1 The small mass of the rarefied gases in the stratosphere and higher.

2 Their slow exchange with the troposphere.

Finally, there is a third factor to be considered: the dissociation of water molecules under the influence of alpha- and partly beta-radiation of the ubiquitous atoms of radioactive elements. The existence of these phenomena is certain, but nowhere do the concentrations of such atoms seem large enough to be taken into account within the limits of the biosphere. Unfortunately, this phenomenon is not sufficiently studied either through experiment or natural observation.

In view of all this, we can assert now that the free oxygen of the troposphere and the surface waters (gases dissolved in natural waters; i.e., more than one-fifth of the troposphere) is created by life. Furthermore, a quite similar phenomenon is observed for the free nitrogen of the troposphere, and it will be correct to conclude, and to take into account from now on, that the terrestrial gaseous envelope – our air – is created by life. Thus, the history of free oxygen turns out to be a clear measure of the geological and geochemical significance of life.

6 living matter

Life manifests itself in the Earth’s crust in a way that is different from the phenomena studied by biologists. Here we notice two new features of its structure. We see that life acts only by means of the energy, quantity, and composition of the matter inherent to it. Secondly, we see that individual organisms move to the background in regard to the greatness of the observed phenomena; we notice only the general, total effects of their activity.

The geochemical manifestations of life present a picture quite opposite to that imagined by biologists and clearly expressed in Cuvier’s definition of life more than 100 years ago. The effect of organisms on the migrations of elements of the Earth’s crust has almost completely moved to the background, but the matter of the organisms, the motion of its molecules and its energy, manifest themselves in all the observed phenomena. Such a manifestation of life is as real as the richness and complexity of morphological and physiological processes that are studied by biologists as the only reality. Suggesting a new standard of studying life that is completely different from the usual one, we approach unprecedented phenomena and prospects. The complex effects of minute phenomena, which have not attracted the biologists’ attention up till now, reveal an unexpected scope.

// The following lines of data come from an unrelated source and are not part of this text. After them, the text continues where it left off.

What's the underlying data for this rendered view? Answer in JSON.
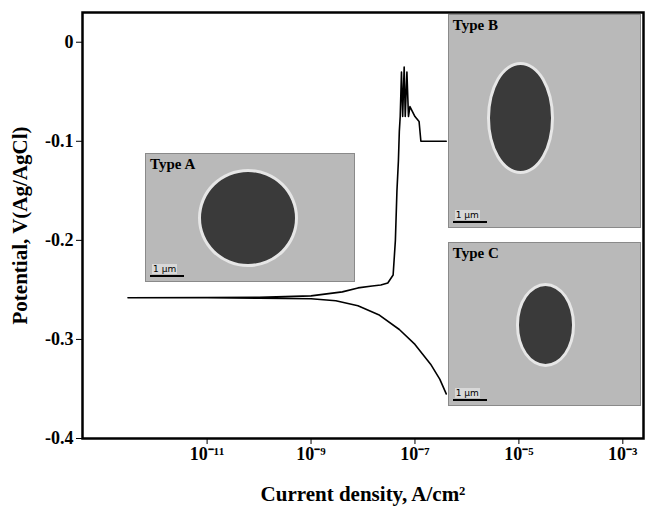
{
  "chart_data": {
    "type": "line",
    "x_label": "Current density, A/cm²",
    "y_label": "Potential, V(Ag/AgCl)",
    "log": "x",
    "xlim": [
      4e-14,
      0.0025
    ],
    "ylim": [
      -0.4,
      0.03
    ],
    "xticks": [
      {
        "value": 1e-11,
        "label": "10⁻¹¹"
      },
      {
        "value": 1e-09,
        "label": "10⁻⁹"
      },
      {
        "value": 1e-07,
        "label": "10⁻⁷"
      },
      {
        "value": 1e-05,
        "label": "10⁻⁵"
      },
      {
        "value": 0.001,
        "label": "10⁻³"
      }
    ],
    "yticks": [
      -0.4,
      -0.3,
      -0.2,
      -0.1,
      0
    ],
    "color": "#000000",
    "x": [
      4e-07,
      3e-07,
      2e-07,
      1e-07,
      5e-08,
      2e-08,
      8e-09,
      3e-09,
      1e-09,
      1e-10,
      1e-11,
      3e-13,
      1e-11,
      1e-10,
      1e-09,
      4e-09,
      8e-09,
      1.5e-08,
      2.2e-08,
      3e-08,
      3.8e-08,
      4.2e-08,
      4.5e-08,
      4.8e-08,
      5e-08,
      5.2e-08,
      5.5e-08,
      5.8e-08,
      6.2e-08,
      6.5e-08,
      7e-08,
      7.5e-08,
      8e-08,
      1e-07,
      1.2e-07,
      1.3e-07,
      4e-07
    ],
    "values": [
      -0.355,
      -0.34,
      -0.325,
      -0.305,
      -0.29,
      -0.275,
      -0.266,
      -0.261,
      -0.259,
      -0.2585,
      -0.258,
      -0.258,
      -0.2578,
      -0.2575,
      -0.256,
      -0.252,
      -0.248,
      -0.246,
      -0.245,
      -0.243,
      -0.235,
      -0.2,
      -0.15,
      -0.12,
      -0.09,
      -0.075,
      -0.03,
      -0.075,
      -0.025,
      -0.075,
      -0.03,
      -0.075,
      -0.065,
      -0.075,
      -0.08,
      -0.1,
      -0.1
    ],
    "insets": [
      {
        "label": "Type A",
        "scale_bar": "1 μm"
      },
      {
        "label": "Type B",
        "scale_bar": "1 μm"
      },
      {
        "label": "Type C",
        "scale_bar": "1 μm"
      }
    ]
  }
}
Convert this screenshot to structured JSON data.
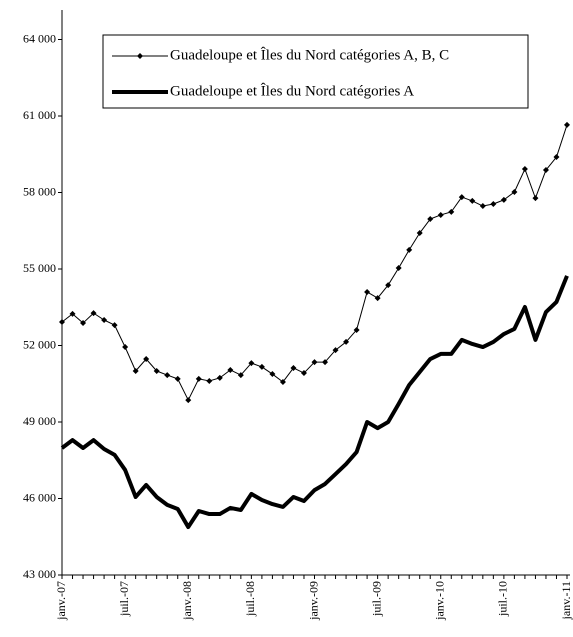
{
  "chart_data": {
    "type": "line",
    "categories": [
      "janv.-07",
      null,
      null,
      null,
      null,
      null,
      "juil.-07",
      null,
      null,
      null,
      null,
      null,
      "janv.-08",
      null,
      null,
      null,
      null,
      null,
      "juil.-08",
      null,
      null,
      null,
      null,
      null,
      "janv.-09",
      null,
      null,
      null,
      null,
      null,
      "juil.-09",
      null,
      null,
      null,
      null,
      null,
      "janv.-10",
      null,
      null,
      null,
      null,
      null,
      "juil.-10",
      null,
      null,
      null,
      null,
      null,
      "janv.-11"
    ],
    "series": [
      {
        "name": "Guadeloupe et Îles du Nord catégories A, B, C",
        "color": "#000000",
        "marker": "diamond",
        "width": 1,
        "values": [
          52920,
          53240,
          52880,
          53270,
          53000,
          52800,
          51940,
          51000,
          51470,
          51000,
          50840,
          50690,
          49860,
          50690,
          50610,
          50730,
          51040,
          50840,
          51310,
          51160,
          50880,
          50570,
          51120,
          50920,
          51350,
          51350,
          51820,
          52140,
          52610,
          54100,
          53860,
          54370,
          55040,
          55750,
          56410,
          56960,
          57120,
          57240,
          57820,
          57670,
          57470,
          57550,
          57710,
          58020,
          58920,
          57780,
          58880,
          59390,
          60650
        ]
      },
      {
        "name": "Guadeloupe et Îles du Nord catégories A",
        "color": "#000000",
        "marker": "none",
        "width": 4,
        "values": [
          47980,
          48290,
          47980,
          48290,
          47940,
          47710,
          47120,
          46060,
          46530,
          46060,
          45750,
          45590,
          44880,
          45510,
          45390,
          45390,
          45630,
          45550,
          46180,
          45940,
          45780,
          45670,
          46060,
          45900,
          46330,
          46570,
          46960,
          47350,
          47820,
          49000,
          48760,
          49000,
          49710,
          50450,
          50960,
          51470,
          51670,
          51670,
          52220,
          52060,
          51940,
          52140,
          52450,
          52650,
          53510,
          52220,
          53310,
          53710,
          54730
        ]
      }
    ],
    "ylim": [
      43000,
      65000
    ],
    "yticks": [
      {
        "value": 43000,
        "label": "43 000"
      },
      {
        "value": 46000,
        "label": "46 000"
      },
      {
        "value": 49000,
        "label": "49 000"
      },
      {
        "value": 52000,
        "label": "52 000"
      },
      {
        "value": 55000,
        "label": "55 000"
      },
      {
        "value": 58000,
        "label": "58 000"
      },
      {
        "value": 61000,
        "label": "61 000"
      },
      {
        "value": 64000,
        "label": "64 000"
      }
    ],
    "grid": false
  }
}
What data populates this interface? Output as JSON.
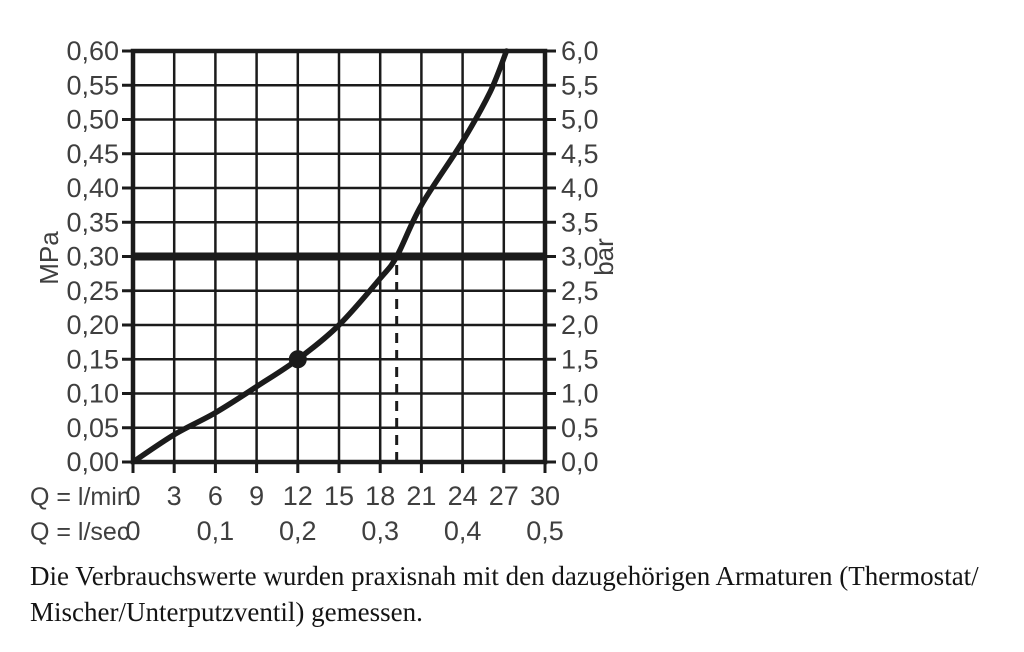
{
  "figure": {
    "caption_line1": "Die Verbrauchswerte wurden praxisnah mit den dazugehörigen Armaturen (Thermostat/",
    "caption_line2": "Mischer/Unterputzventil) gemessen."
  },
  "chart_data": {
    "type": "line",
    "title": "",
    "x_axis": {
      "row1_label": "Q = l/min",
      "row1_ticks": [
        0,
        3,
        6,
        9,
        12,
        15,
        18,
        21,
        24,
        27,
        30
      ],
      "row2_label": "Q = l/sec",
      "row2_ticks": [
        {
          "label": "0",
          "q": 0
        },
        {
          "label": "0,1",
          "q": 6
        },
        {
          "label": "0,2",
          "q": 12
        },
        {
          "label": "0,3",
          "q": 18
        },
        {
          "label": "0,4",
          "q": 24
        },
        {
          "label": "0,5",
          "q": 30
        }
      ],
      "min": 0,
      "max": 30,
      "grid_step": 3
    },
    "y_axis_left": {
      "label": "MPa",
      "min": 0,
      "max": 0.6,
      "grid_step": 0.05,
      "tick_labels": [
        "0,60",
        "0,55",
        "0,50",
        "0,45",
        "0,40",
        "0,35",
        "0,30",
        "0,25",
        "0,20",
        "0,15",
        "0,10",
        "0,05",
        "0,00"
      ]
    },
    "y_axis_right": {
      "label": "bar",
      "min": 0,
      "max": 6,
      "grid_step": 0.5,
      "tick_labels": [
        "6,0",
        "5,5",
        "5,0",
        "4,5",
        "4,0",
        "3,5",
        "3,0",
        "2,5",
        "2,0",
        "1,5",
        "1,0",
        "0,5",
        "0,0"
      ]
    },
    "series": [
      {
        "name": "pressure-flow-curve",
        "points": [
          [
            0,
            0
          ],
          [
            3,
            0.04
          ],
          [
            6,
            0.072
          ],
          [
            9,
            0.11
          ],
          [
            12,
            0.15
          ],
          [
            15,
            0.2
          ],
          [
            18,
            0.268
          ],
          [
            19.2,
            0.3
          ],
          [
            21,
            0.375
          ],
          [
            24,
            0.468
          ],
          [
            26,
            0.54
          ],
          [
            27.2,
            0.6
          ]
        ]
      }
    ],
    "marker_point": {
      "q_lmin": 12,
      "mpa": 0.15
    },
    "reference_line_mpa": 0.3,
    "dashed_guide": {
      "q_lmin": 19.2,
      "from_mpa": 0,
      "to_mpa": 0.3
    },
    "grid": true,
    "legend": "none",
    "colors": {
      "line": "#1b1b1b",
      "label": "#3f3f3f",
      "background": "#ffffff"
    }
  }
}
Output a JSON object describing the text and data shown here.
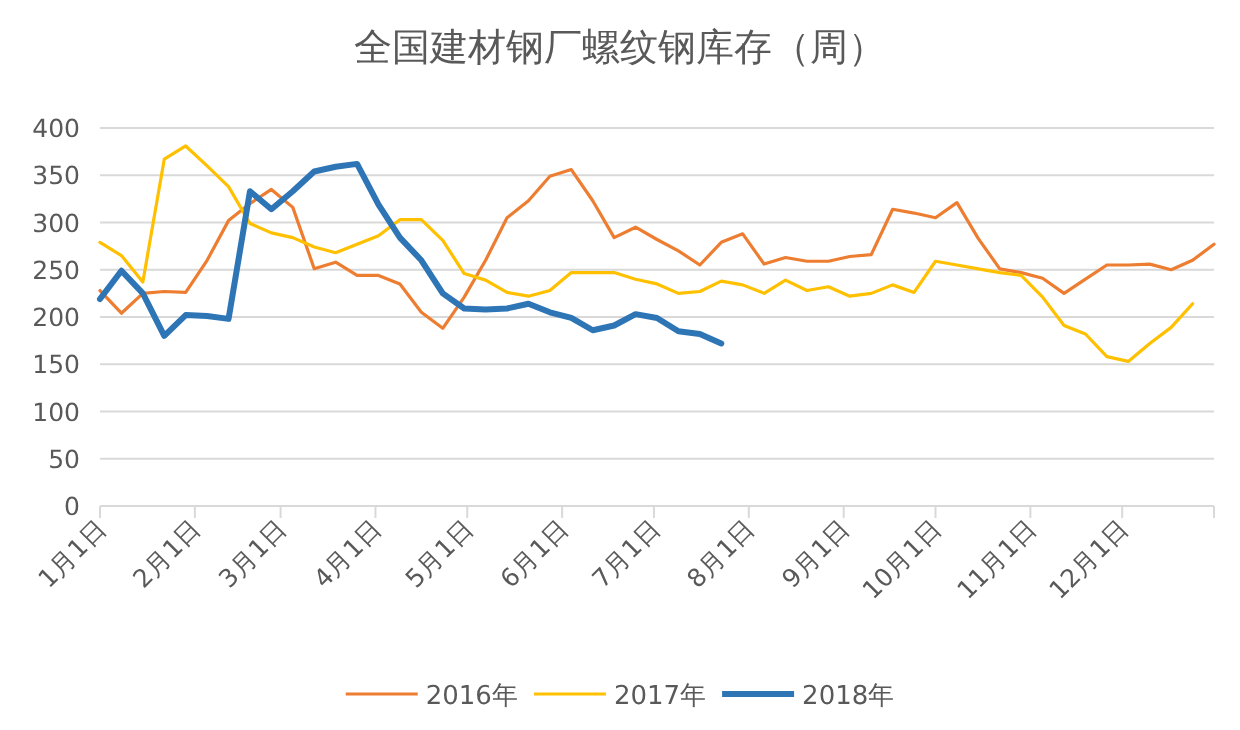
{
  "chart_data": {
    "type": "line",
    "title": "全国建材钢厂螺纹钢库存（周）",
    "x": [
      "--01-01",
      "--01-08",
      "--01-15",
      "--01-22",
      "--01-29",
      "--02-05",
      "--02-12",
      "--02-19",
      "--02-26",
      "--03-05",
      "--03-12",
      "--03-19",
      "--03-26",
      "--04-02",
      "--04-09",
      "--04-16",
      "--04-23",
      "--04-30",
      "--05-07",
      "--05-14",
      "--05-21",
      "--05-28",
      "--06-04",
      "--06-11",
      "--06-18",
      "--06-25",
      "--07-02",
      "--07-09",
      "--07-16",
      "--07-23",
      "--07-30",
      "--08-06",
      "--08-13",
      "--08-20",
      "--08-27",
      "--09-03",
      "--09-10",
      "--09-17",
      "--09-24",
      "--10-01",
      "--10-08",
      "--10-15",
      "--10-22",
      "--10-29",
      "--11-05",
      "--11-12",
      "--11-19",
      "--11-26",
      "--12-03",
      "--12-10",
      "--12-17",
      "--12-24",
      "--12-31"
    ],
    "series": [
      {
        "name": "2016年",
        "color": "#ed7d31",
        "values": [
          228,
          204,
          225,
          227,
          226,
          260,
          302,
          320,
          335,
          316,
          251,
          258,
          244,
          244,
          235,
          205,
          188,
          221,
          260,
          305,
          323,
          349,
          356,
          323,
          284,
          295,
          282,
          270,
          255,
          279,
          288,
          256,
          263,
          259,
          259,
          264,
          266,
          314,
          310,
          305,
          321,
          283,
          251,
          247,
          241,
          225,
          240,
          255,
          255,
          256,
          250,
          260,
          277
        ]
      },
      {
        "name": "2017年",
        "color": "#ffc000",
        "values": [
          279,
          265,
          237,
          367,
          381,
          360,
          338,
          299,
          289,
          284,
          274,
          268,
          277,
          286,
          303,
          303,
          281,
          246,
          239,
          226,
          222,
          228,
          247,
          247,
          247,
          240,
          235,
          225,
          227,
          238,
          234,
          225,
          239,
          228,
          232,
          222,
          225,
          234,
          226,
          259,
          255,
          251,
          247,
          244,
          221,
          191,
          182,
          158,
          153,
          172,
          189,
          214,
          null
        ]
      },
      {
        "name": "2018年",
        "color": "#2e75b6",
        "values": [
          219,
          249,
          225,
          180,
          202,
          201,
          198,
          333,
          314,
          333,
          354,
          359,
          362,
          319,
          284,
          260,
          225,
          209,
          208,
          209,
          214,
          205,
          199,
          186,
          191,
          203,
          199,
          185,
          182,
          172,
          null,
          null,
          null,
          null,
          null,
          null,
          null,
          null,
          null,
          null,
          null,
          null,
          null,
          null,
          null,
          null,
          null,
          null,
          null,
          null,
          null,
          null,
          null
        ]
      }
    ],
    "xlim": [
      "--01-01",
      "--12-31"
    ],
    "xticks": [
      {
        "value": "--01-01",
        "label": "1月1日"
      },
      {
        "value": "--02-01",
        "label": "2月1日"
      },
      {
        "value": "--03-01",
        "label": "3月1日"
      },
      {
        "value": "--04-01",
        "label": "4月1日"
      },
      {
        "value": "--05-01",
        "label": "5月1日"
      },
      {
        "value": "--06-01",
        "label": "6月1日"
      },
      {
        "value": "--07-01",
        "label": "7月1日"
      },
      {
        "value": "--08-01",
        "label": "8月1日"
      },
      {
        "value": "--09-01",
        "label": "9月1日"
      },
      {
        "value": "--10-01",
        "label": "10月1日"
      },
      {
        "value": "--11-01",
        "label": "11月1日"
      },
      {
        "value": "--12-01",
        "label": "12月1日"
      },
      {
        "value": "--12-31",
        "label": null
      }
    ],
    "ylim": [
      0,
      400
    ],
    "yticks": [
      0,
      50,
      100,
      150,
      200,
      250,
      300,
      350,
      400
    ],
    "grid": "y",
    "legend": "bottom",
    "marker": "none",
    "line_style": "solid"
  }
}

In geochemistry, life manifests itself through the joint activities of myriads of living organisms. In this totality the statistical laws and generalizations connected with life are studied. Only some separate properties of life attract the mind. In order to be able to study life in geochemistry, it is necessary to present it in the same terms, with the same logical parameters, as other forms of existence of chemical elements to which we are comparing it here; that is, minerals, rocks, magmas, water solutions, and dispersions. In other words, the totality of organisms must be expressed only from the standpoint of their mass, their chemical composition, their energy, their volume, and the character of the space corresponding to them.

Expressing the totality of organisms in these parameters, we should introduce new concepts, new terms for denoting life. I will refer to the totality of living matter expressed in mass, chemical composition, units of energy, and in the character of space related to it. With such an expression of life, all the aggregates of various organisms are fully preserved and have a precise definition: the species, subspecies, genera, etc., that are identified by biologists on the basis of the study of their morphology or physiological functions. The average mass, the chemical composition, the geochemical energy, and the character of space (for instance left or right-handedness) turn out to be as distinguishing for organisms as the characteristics underlying biological classification. In this respect, a geochemist should distinguish between homogeneous living matter comprised of aggregates of one and the same species, genus, race, etc., and aggregates of heterogeneous matter that consist of organisms belonging to different species, genera, races, etc.